La vida de Jesús está entretejida de encuentros. Los propios Evangelios son esencialmente relatos de encuentros, empezando por el primer acercamiento en el anuncio a María, donde el Altísimo cubre con su sombra las profundidades de lo humano. María, la nueva arca, acoge no las palabras escritas en piedra, sino al Verbo hecho carne de su carne.
Aquel que habitaba en el Santo de los Santos, inaccesible salvo bajo la condición de un riguroso ritual despersonalizador, habita ahora en el seno de una mujer, espacio de acogida ofrecido a aquel que los cielos no pueden contener.
Los encuentros históricos de Jesús adulto revolucionan la categoría de lo sagrado y lo inaccesible.
En Jesús, el Santo no sólo se hace accesible, sino que, cuando encuentra a los hombres -no sólo a los humanos-, los envuelve con su gracia.
Jesús manifiesta su santidad -y, por tanto, la santidad de Dios- no como un espacio separado, infranqueable e inaccesible, sino como un espacio acogedor que atrae hacia sí y conduce a las profundidades de la Trinidad.
La santidad de Jesús se manifiesta en este espacio de acogida, en el que uno se hace partícipe de su santidad, que no es otra cosa que amor.

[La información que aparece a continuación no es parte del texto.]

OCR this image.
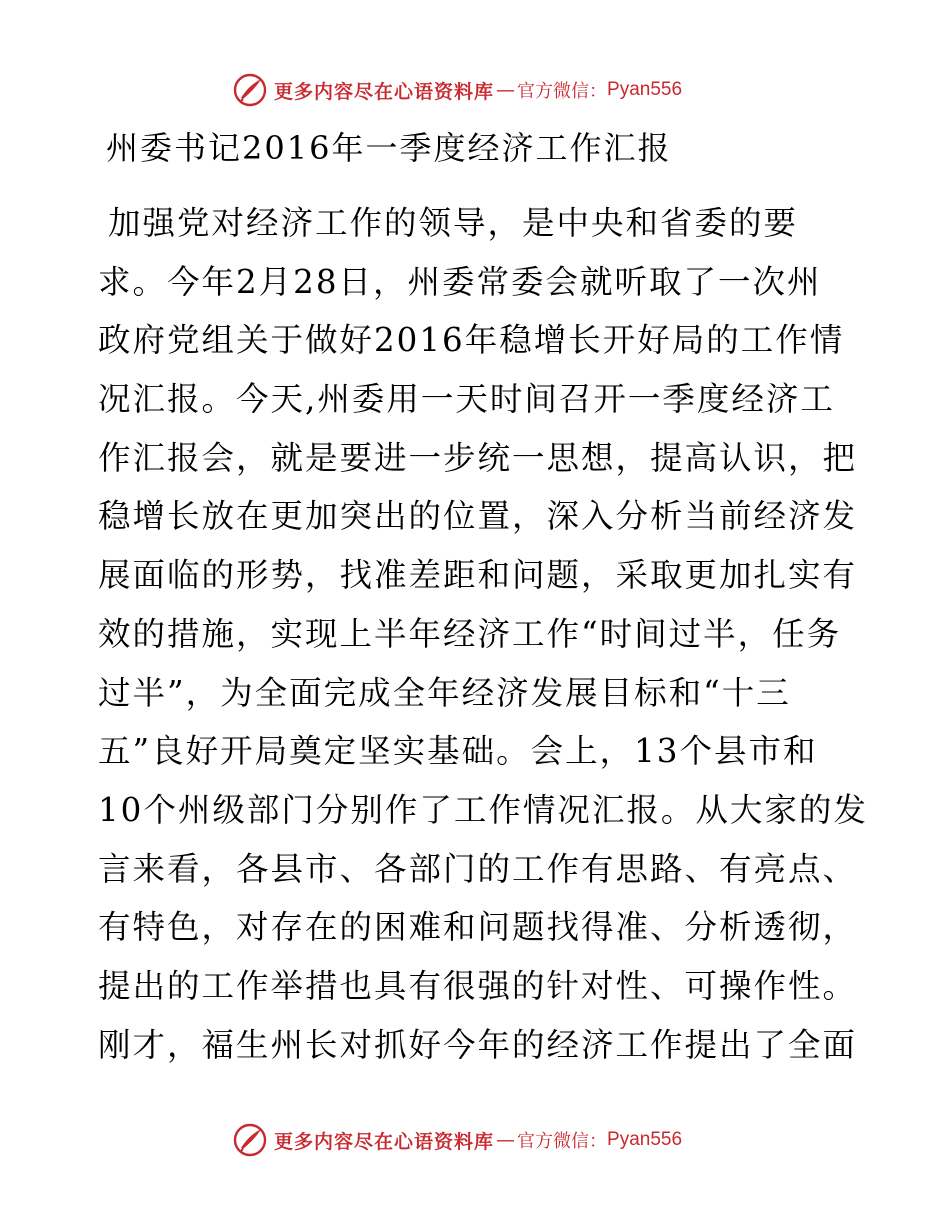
更多内容尽在心语资料库 — 官方微信： Pyan556
州委书记2016年一季度经济工作汇报
加强党对经济工作的领导，是中央和省委的要
求。今年2月28日，州委常委会就听取了一次州
政府党组关于做好2016年稳增长开好局的工作情
况汇报。今天,州委用一天时间召开一季度经济工
作汇报会，就是要进一步统一思想，提高认识，把
稳增长放在更加突出的位置，深入分析当前经济发
展面临的形势，找准差距和问题，采取更加扎实有
效的措施，实现上半年经济工作“时间过半，任务
过半”，为全面完成全年经济发展目标和“十三
五”良好开局奠定坚实基础。会上，13个县市和
10个州级部门分别作了工作情况汇报。从大家的发
言来看，各县市、各部门的工作有思路、有亮点、
有特色，对存在的困难和问题找得准、分析透彻，
提出的工作举措也具有很强的针对性、可操作性。
刚才，福生州长对抓好今年的经济工作提出了全面
更多内容尽在心语资料库 — 官方微信： Pyan556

Y en este espacio emerge, florece, la santidad que ya está en la persona encontrada, por la imagen de Dios que la marca en lo profundo, indeleble de las faltas.
Y lo que florece no viene de fuera, de la acción de Jesús, sino del corazón de la persona misma. Jesús no añade: educa.

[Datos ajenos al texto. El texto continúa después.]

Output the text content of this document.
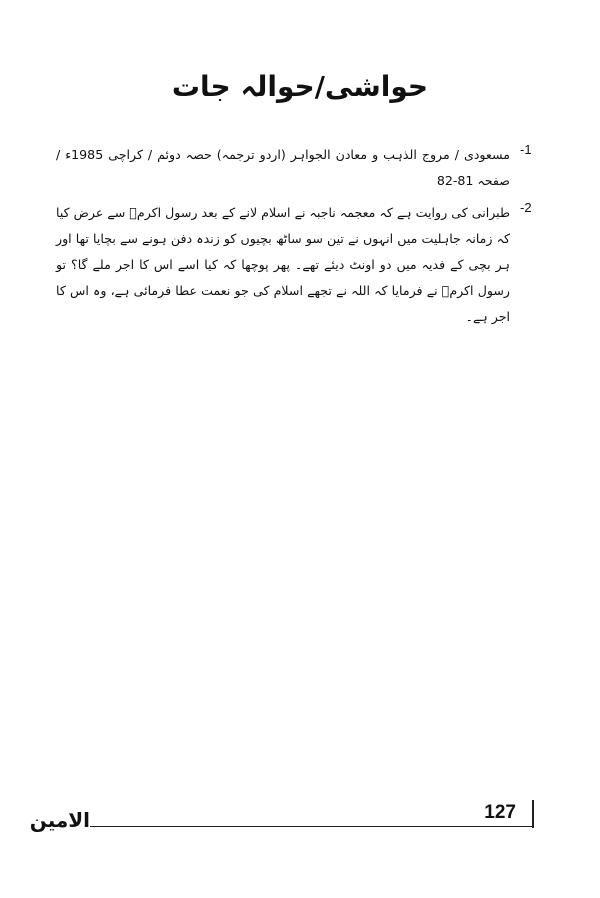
حواشی/حوالہ جات
-1
مسعودی / مروج الذہب و معادن الجواہر (اردو ترجمہ) حصہ دوئم / کراچی 1985ء / صفحہ 81-82
-2
طبرانی کی روایت ہے کہ معجمہ ناجبہ نے اسلام لانے کے بعد رسول اکرمؐ سے عرض کیا کہ زمانہ جاہلیت میں انہوں نے تین سو ساٹھ بچیوں کو زندہ دفن ہونے سے بچایا تھا اور ہر بچی کے فدیہ میں دو اونٹ دیئے تھے۔ پھر پوچھا کہ کیا اسے اس کا اجر ملے گا؟ تو رسول اکرمؐ نے فرمایا کہ اللہ نے تجھے اسلام کی جو نعمت عطا فرمائی ہے، وہ اس کا اجر ہے۔
الامین	127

«Vete, tu fe te ha salvado» es el resultado frecuente de los encuentros.
Es lo que me gusta pensar cuando hablamos del Sagrado Corazón de Jesús: el espacio íntimo, central, profundo de la persona de Jesús que cobija en sí a quien encuentra y hace florecer en él lo más sagrado de su corazón: confianza, vida, amor.
La «cordialidad» de los encuentros con Jesús no es, pues, sólo afectiva, sino efectiva. No es sólo un buen sentimiento -por mucho que lo sea-, sino una ‘buena acción’ de Dios. Una cre-ación.
En este sentido, el milagro que florece en muchos de los encuentros con Jesús no es extra-ordinario, sino intra-ordinario, como si estuviera en la naturaleza de las cosas o más bien de las personas, como está en la naturaleza de las cosas que de la rama brote el capullo, luego la flor, luego el fruto.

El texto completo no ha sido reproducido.